The most basic reason why linguistic diversity should be preserved is that language helps people to retain their culture. But speakers cited several other good reasons too. "As linguists we need linguistic diversity," said Kenneth Hale of the Massachusetts Institute of Technology. "We wouldn't even know what questions to ask with only one language."

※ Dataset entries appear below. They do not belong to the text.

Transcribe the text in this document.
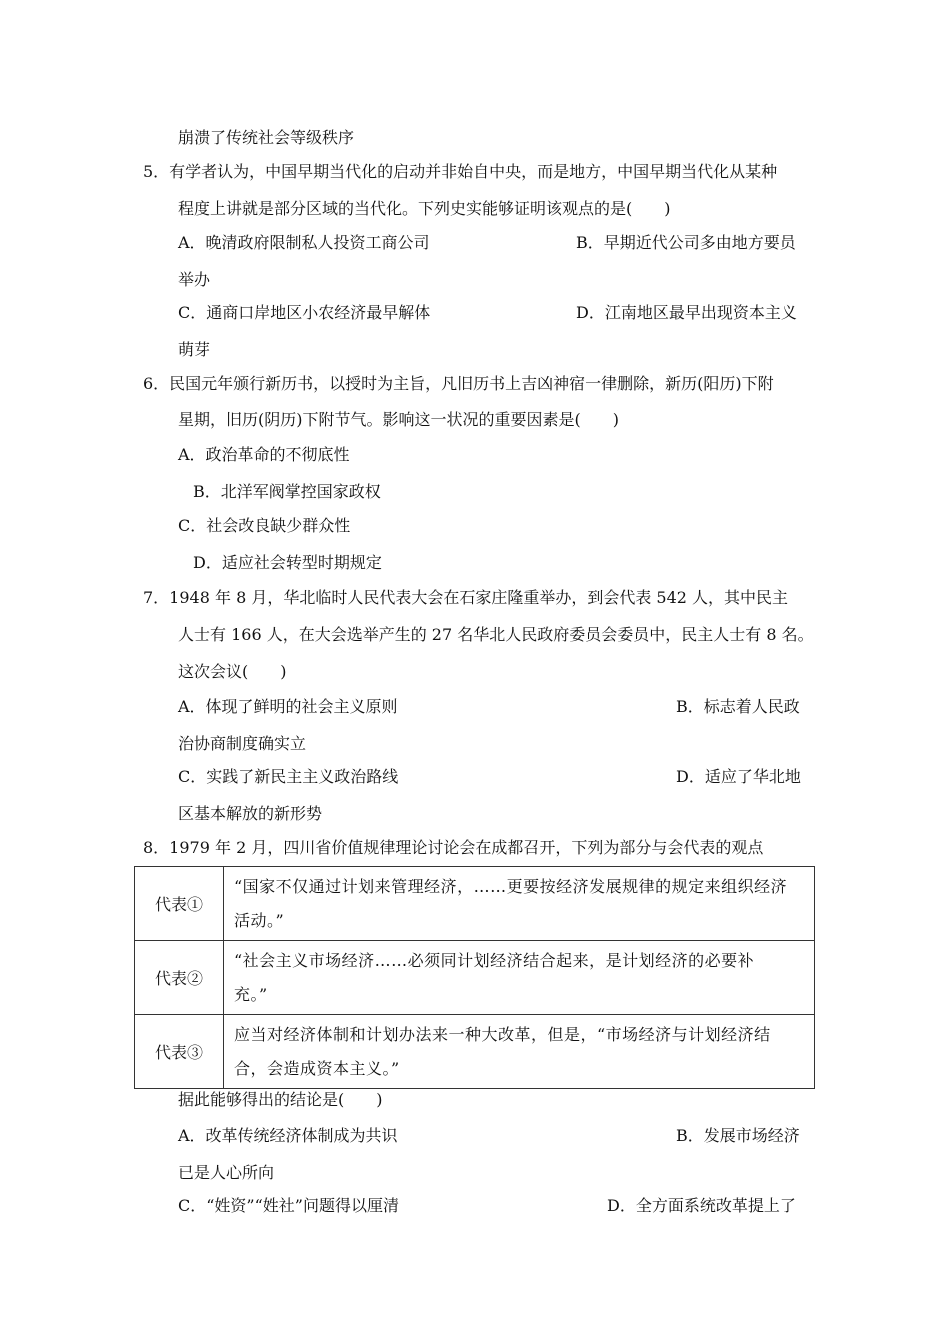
崩溃了传统社会等级秩序
5．有学者认为，中国早期当代化的启动并非始自中央，而是地方，中国早期当代化从某种
程度上讲就是部分区域的当代化。下列史实能够证明该观点的是(　　)
A．晚清政府限制私人投资工商公司	B．早期近代公司多由地方要员
举办
C．通商口岸地区小农经济最早解体	D．江南地区最早出现资本主义
萌芽
6．民国元年颁行新历书，以授时为主旨，凡旧历书上吉凶神宿一律删除，新历(阳历)下附
星期，旧历(阴历)下附节气。影响这一状况的重要因素是(　　)
A．政治革命的不彻底性
B．北洋军阀掌控国家政权
C．社会改良缺少群众性
D．适应社会转型时期规定
7．1948 年 8 月，华北临时人民代表大会在石家庄隆重举办，到会代表 542 人，其中民主
人士有 166 人，在大会选举产生的 27 名华北人民政府委员会委员中，民主人士有 8 名。
这次会议(　　)
A．体现了鲜明的社会主义原则	B．标志着人民政
治协商制度确实立
C．实践了新民主主义政治路线	D．适应了华北地
区基本解放的新形势
8．1979 年 2 月，四川省价值规律理论讨论会在成都召开，下列为部分与会代表的观点
代表①	“国家不仅通过计划来管理经济，……更要按经济发展规律的规定来组织经济
活动。”

代表②	“社会主义市场经济……必须同计划经济结合起来，是计划经济的必要补
充。”

代表③	应当对经济体制和计划办法来一种大改革，但是，“市场经济与计划经济结
合，会造成资本主义。”
据此能够得出的结论是(　　)
A．改革传统经济体制成为共识	B．发展市场经济
已是人心所向
C．“姓资”“姓社”问题得以厘清	D．全方面系统改革提上了
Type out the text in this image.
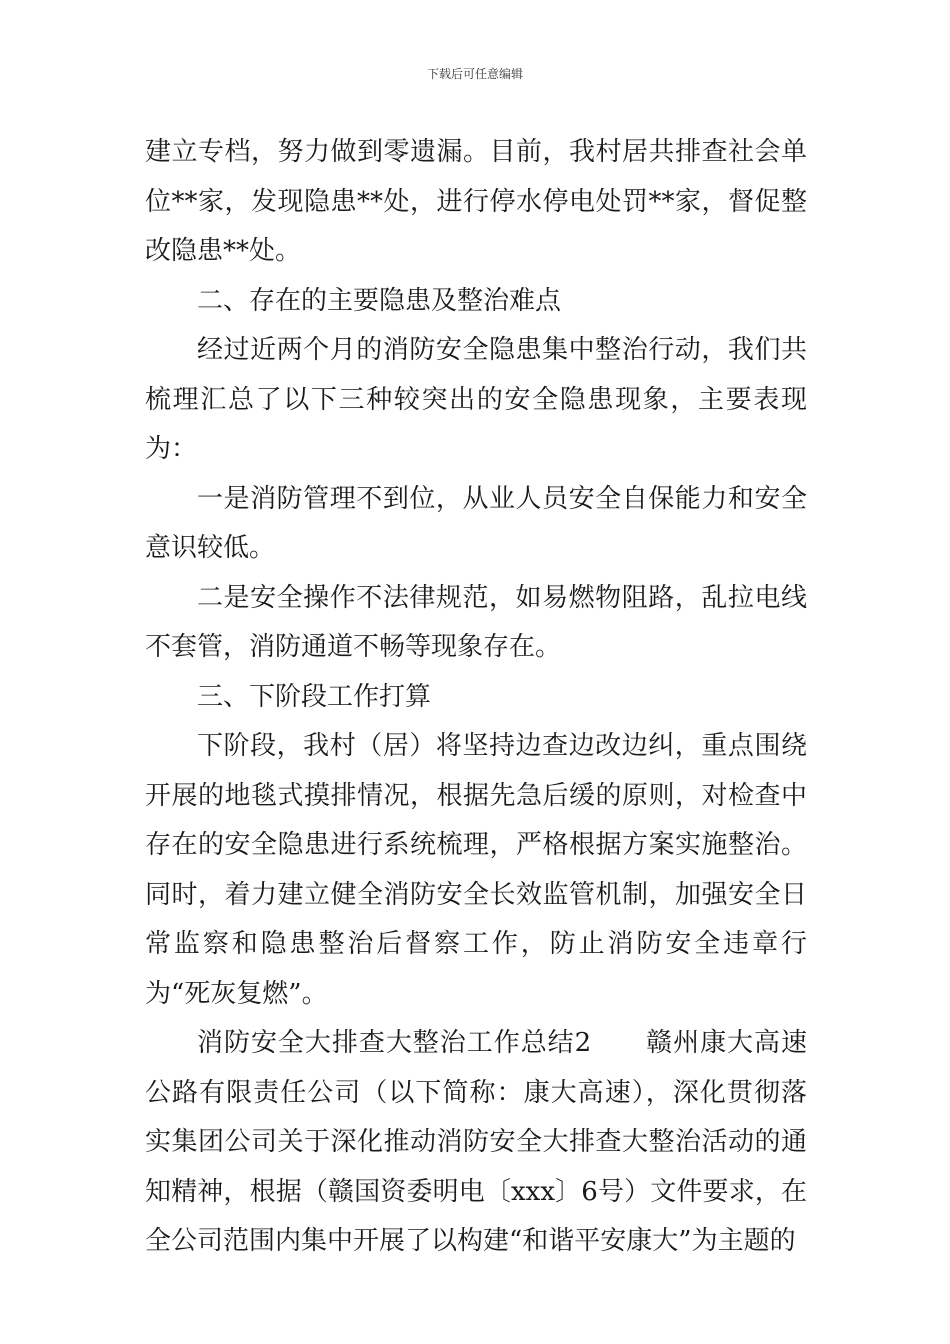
下载后可任意编辑

建立专档，努力做到零遗漏。目前，我村居共排查社会单位**家，发现隐患**处，进行停水停电处罚**家，督促整改隐患**处。

二、存在的主要隐患及整治难点

经过近两个月的消防安全隐患集中整治行动，我们共梳理汇总了以下三种较突出的安全隐患现象，主要表现为：

一是消防管理不到位，从业人员安全自保能力和安全意识较低。

二是安全操作不法律规范，如易燃物阻路，乱拉电线不套管，消防通道不畅等现象存在。

三、下阶段工作打算

下阶段，我村（居）将坚持边查边改边纠，重点围绕开展的地毯式摸排情况，根据先急后缓的原则，对检查中存在的安全隐患进行系统梳理，严格根据方案实施整治。同时，着力建立健全消防安全长效监管机制，加强安全日常监察和隐患整治后督察工作，防止消防安全违章行为“死灰复燃”。

消防安全大排查大整治工作总结2　　赣州康大高速公路有限责任公司（以下简称：康大高速），深化贯彻落实集团公司关于深化推动消防安全大排查大整治活动的通知精神，根据（赣国资委明电〔xxx〕6号）文件要求，在全公司范围内集中开展了以构建“和谐平安康大”为主题的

Linguists are especially interested in the rules of grammar that seem common to all languages, because they provide important clues to how the mind works. As an example, Hale pointed to the distinction between singular and plural forms, such as "cat" and "cats". Trying to figure out the deeper rule that allows this distinction, a linguist who knew only English might come up with two possible explanations. One is that built into the brain there is a basic binary distinction between "one" and "more than one". Alternatively, there might be in-built distinctions between one subject, two, three or more. In English, it is impossible to tell which of these processes is at work. But by studying many different languages, linguists find the common factor is the binary distinction.
Hale also argued that language should be seen as "the product of human intellectual toil" rather than something that evolves unaided. For example, he studied a language called Damin, an offshoot of Lardil, an Australian Aboriginal tongue. Damin was a special language spoken only by young men in the first few years after their initiation. It was an extremely abstract, simplified form of Lardil, which could be taught to initiates in a few hours. Hale said the genius of Damin was the way it broke Lardil down into its most basic concepts. Lardil, for example, has many words for "fish" while Damin has only two - one meaning "bony fish", and one meaning "cartilaginous fish". This shows that for Lardil speakers, there is a fundamental distinction between the two.
In a similar vein, Lardil has about 90 words to cover pronouns such as "me" and "you" and determiners such as "this" and "that". But in Damin, these are boiled down to two words, "niaa" and "niuu", meaning "I" and "not-I". "I hope you'll realise this is a very big invention," said Hale. "It's not just joking around." It is as if an expert linguist had sat down to make a basic study of the Lardil language, he said. Unfortunately, Damin is no longer spoken, and Lardil is dying out.